The Filmmakers had a tremendous opportunity to make an interesting character based and informative movie about Steve Jobs who created ‘Apple” but instead used him as the presence of Apple’s story instead. It may appear nitpicking but I felt the movie should have been called “Apple” instead, but from what I have read the company had no input in the making of this movie at all.

“Jobs” quickly takes us back to the early seventies to where it all began. Don’t get me wrong, the movie is interesting to a point and having watched (and reviewed) the documentary about IBM a few months back “Silicon Valley” it was nice to see things from another perspective in the era of home computing from the major players.

I’ll be honest, apart from mainstream media attention I have to admit I didn’t know too much about Steve Jobs other than his “Apple” life story. I was interested into seeing his personal life and how he became one of the most powerful men in the technology world. This movie doesn’t do this and although the cast of Ashton Kutcher (Steve Jobs), Josh Gad (Steve Wozniak) JK Simmons (Arthur Rock), Dermot Mulroney (Mike Markkula) and Matthew Modine as John Sculley is very steady. The movie is more a time line of his life (to an extent) and the company.

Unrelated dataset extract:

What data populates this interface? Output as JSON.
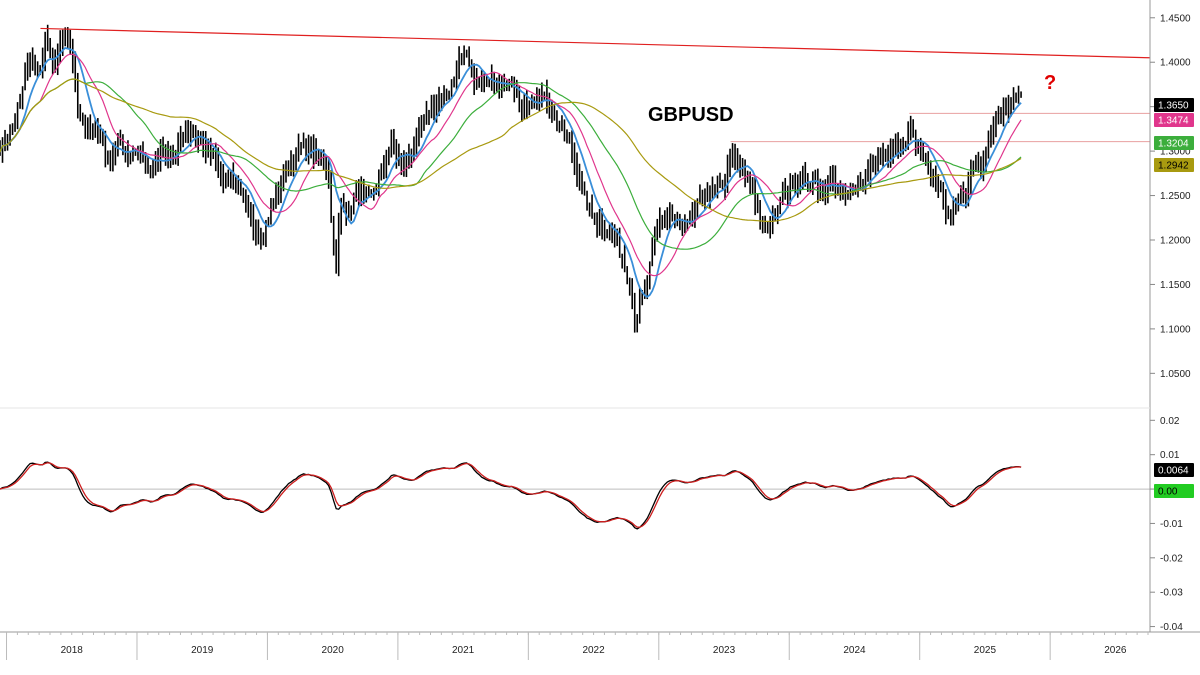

This is where the problem lies with “Jobs” it isn’t sure what it is meant to be projecting as Jobs personal life is portrayed in bullet points and only skims the surface of the man and his personal problems. It also displays a lack of pace and the fluidity appears start / stop at times. I learned that he had a daughter Lisa that he denied for a very long time and it’s not until later on in the movie it appears he had a change of heart and a teenage Lisa is portrayed and in his life at this point. There was no emotional storytelling in relation to this or to others which I felt was a missed opportunity.

Away from these issues I learned more about the business side of Apple and Jobs relationship with his board and colleagues. Kutcher portrays him as best as he could and picks up some of the mans traits and mannerisms which I should give him credit for. Kutcher in my opinion isn’t the greatest actor in the word but his scenes with Josh Gad as Steve Wozniak were fun and lightened the story with humour between them. Josh Gad to me was the best thing in the movie and although I didn’t know much about Wozniak other than what most folk know about him through various interviews, this movie gave you an insight into what it was like to be Steve Jobs’ colleague, company partner and friend.

With a supporting cast of Mulroney, Simmons and Modine this is another saving grace to the film and particularly Mulroney’s portrayal of Mike Markkula who is the long suffering business partner of Jobs who endured some awkward moments throughout the film protecting Jobs in particular during the boardroom scenes that both Simmons and Modine excelled in.

Another positive throughout the movie is the soundtrack. From Cat Stevens’ “Peace Train” and Bob Dylan’s “Boots of Spanish Leather” to the brilliant “Life’s Been Good” by Joe Walsh which add to the era and fit well into the story.

In summary, if you wish to learn more about Steve Jobs I wouldn’t recommend getting that from this movie. That’s not to say it’s a bad film. “Jobs” is interesting enough to keep you entertained for a couple of hours and learn a few things about how “Apple” began in a garage and what it became today which is quite astonishing. Just don’t look for a deep thought provoking insight into one of the most brilliant minds of a generation.